The United States has threatened to take “strong and swift economic actions” if Maduro goes ahead. In a statement issued by the White House, Donald Trump described his Venezuelan counterpart as a “bad leader who dreams of becoming a dictator.”
During his daily televised programme, Maduro branded EU foreign policy chief Federica Mogherini “insolent” over her comments about the country and said anyone taking action against Venezuela’s democracy would face severe consequences.
“Mogherini, you messed with the wrong country. You can’t give us orders because Venezuela is a free and sovereign country where Venezuelans rule. It’s not a colony of the European Union,” added Maduro.

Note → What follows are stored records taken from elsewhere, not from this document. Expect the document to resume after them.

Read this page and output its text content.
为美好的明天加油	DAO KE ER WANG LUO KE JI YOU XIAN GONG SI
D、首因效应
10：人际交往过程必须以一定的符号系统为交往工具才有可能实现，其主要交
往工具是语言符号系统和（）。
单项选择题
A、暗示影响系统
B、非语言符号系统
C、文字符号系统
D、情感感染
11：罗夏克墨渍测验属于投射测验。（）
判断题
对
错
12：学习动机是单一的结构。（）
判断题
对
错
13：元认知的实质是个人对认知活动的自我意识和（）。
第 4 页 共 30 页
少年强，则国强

The opposition, meanwhile, has stepped up its call for more protests against Maduro after an unofficial referendum rejected his new assembly proposals.
“We urge the whole country to peacefully join our 24-hour national strike on Thursday to put pressure, said Freddy Guevara, vice-president of the National Assembly.
Several months of demonstrations have left around 100 people dead. The latest victim was killed on Sunday when gunmen shot a 61-year-old woman in a crowd of opposition voters in Caracas.